Just as quickly everything lurched, timing jumping forward as the people around me scattered like ants, and I could feel myself trying to move, could hear the roar inside me, but it was like it was happening to someone else, that I watched from afar.

“Someone call an ambulance!” Mrs. Greenwood screamed.

“What's going on?” someone else shouted.

“Crap, is that the LaSalle girl?”

“Mile High, come on, baby sis. Don't do this.”

The fear in Deuce's voice registered. Dizzily I pulled myself back from that odd, detached place and grabbed onto him, looking around, but it was like I turned one way, and the world spun the other. Almost everyone was gone now, everyone but Deuce and Victoria and Lucas and Amber, the adults and several uniformed cops.

Mrs. Greenwood kneeled beside us. “Is she okay?”

“Maybe we should call DeMarcus,” one of the cops said.

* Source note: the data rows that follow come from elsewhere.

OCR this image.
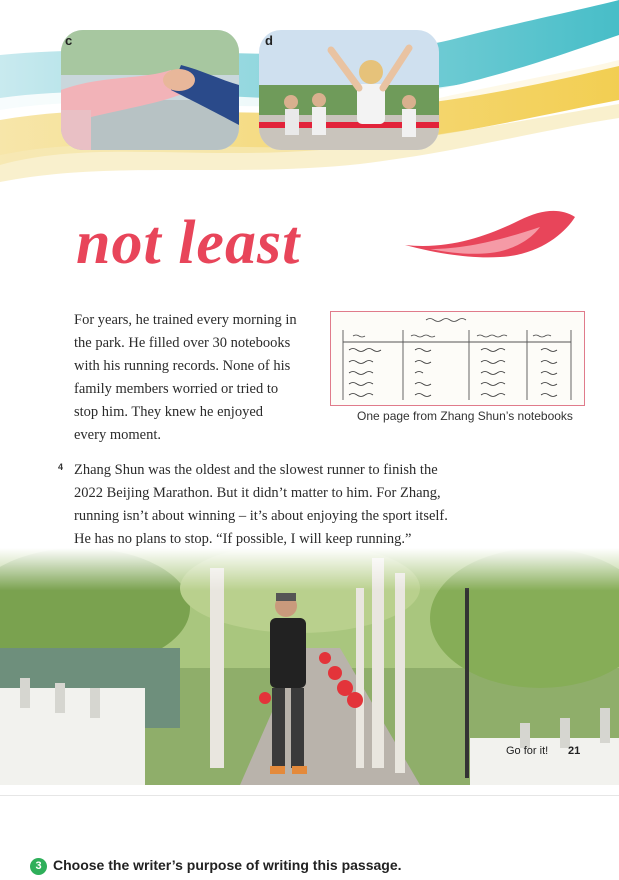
c	d
not least
For years, he trained every morning in
the park. He filled over 30 notebooks
with his running records. None of his
family members worried or tried to
stop him. They knew he enjoyed
every moment.
One page from Zhang Shun’s notebooks
4 Zhang Shun was the oldest and the slowest runner to finish the
2022 Beijing Marathon. But it didn’t matter to him. For Zhang,
running isn’t about winning – it’s about enjoying the sport itself.
He has no plans to stop. “If possible, I will keep running.”
Go for it! 21
3 Choose the writer’s purpose of writing this passage.
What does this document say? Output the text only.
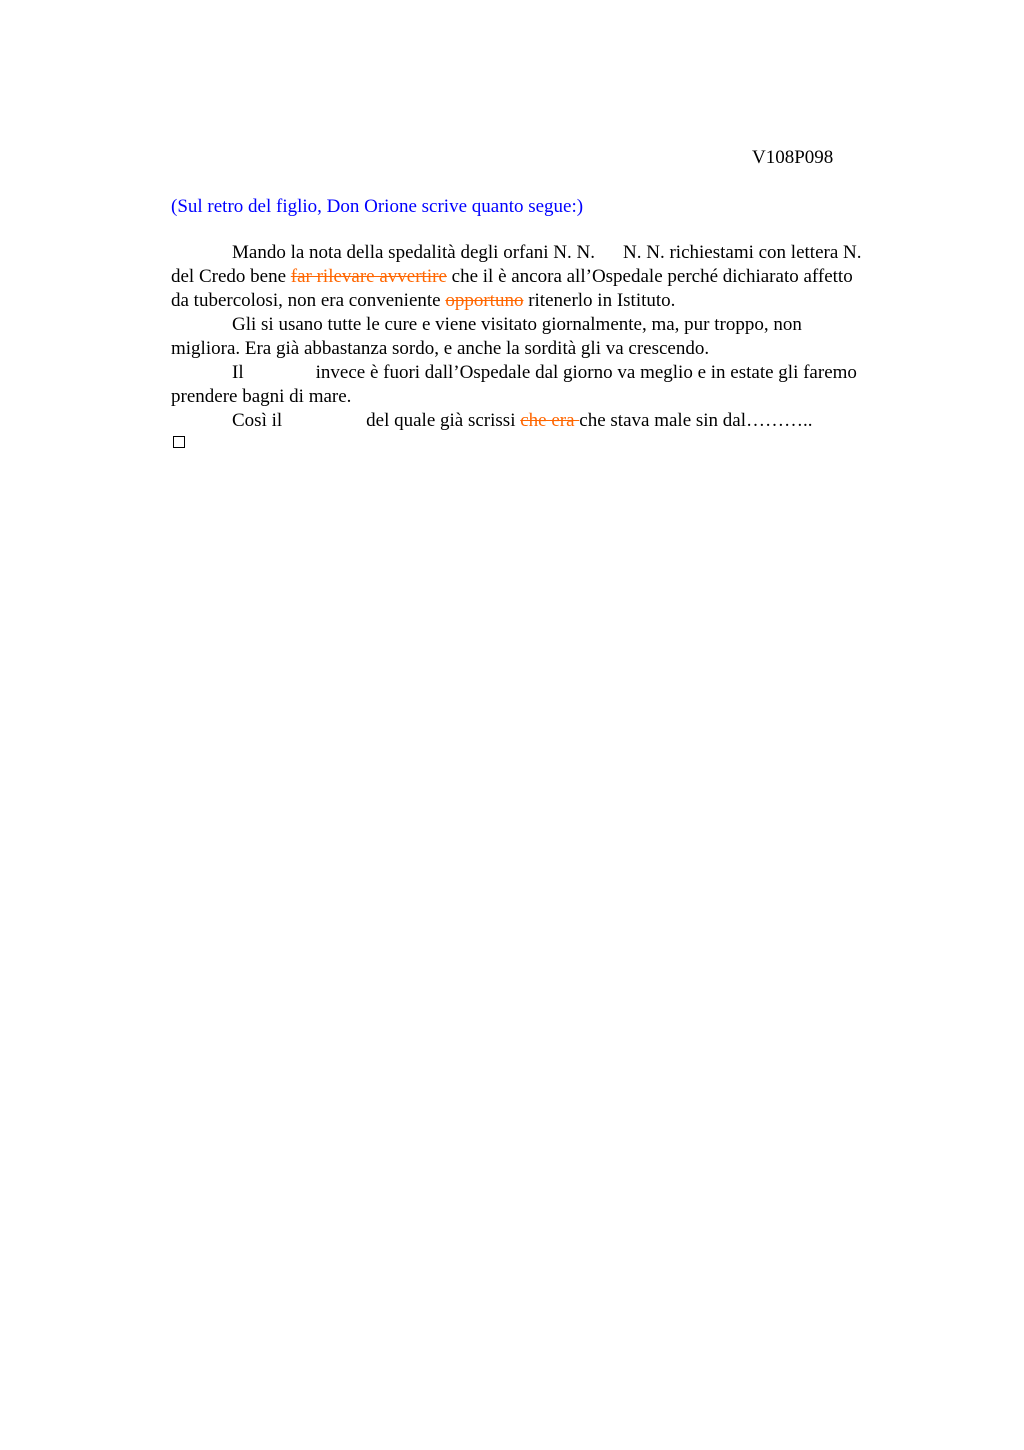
V108P098
(Sul retro del figlio, Don Orione scrive quanto segue:)

Mando la nota della spedalità degli orfani N. N. N. N. richiestami con lettera N.
del Credo bene far rilevare avvertire che il è ancora all’Ospedale perché dichiarato affetto
da tubercolosi, non era conveniente opportuno ritenerlo in Istituto.

Gli si usano tutte le cure e viene visitato giornalmente, ma, pur troppo, non
migliora. Era già abbastanza sordo, e anche la sordità gli va crescendo.

Il	invece è fuori dall’Ospedale dal giorno va meglio e in estate gli faremo
prendere bagni di mare.

Così il	del quale già scrissi che era che stava male sin dal………..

I blinked him into focus. “No.” There was no reason to call Detective Jackson. Standing, I fumbled for the porch railing, searching for—

I didn't know. I didn't know what I was searching for, only that something horrible and cold had brushed against me.

“Trinity?” Victoria asked, stepping into me. “Omigod, you're like ice.” Her eyes, the green so dark it looked black, met mine. “Like when we did the Ouija board,” she whispered. “Maybe that really
is
why he was here. Did you see something?”

“No.” To both questions. “Nothing,” I said.

“Here, sweetie,” Mrs. Greenwood said, draping a blanket around me.

“I don't understand,” Victoria stammered. “If you didn't see anything, what happened? It's like you weren't even there.”

I didn't understand, either. It was like sitting down for a movie to start, but the screen going white before anything happened.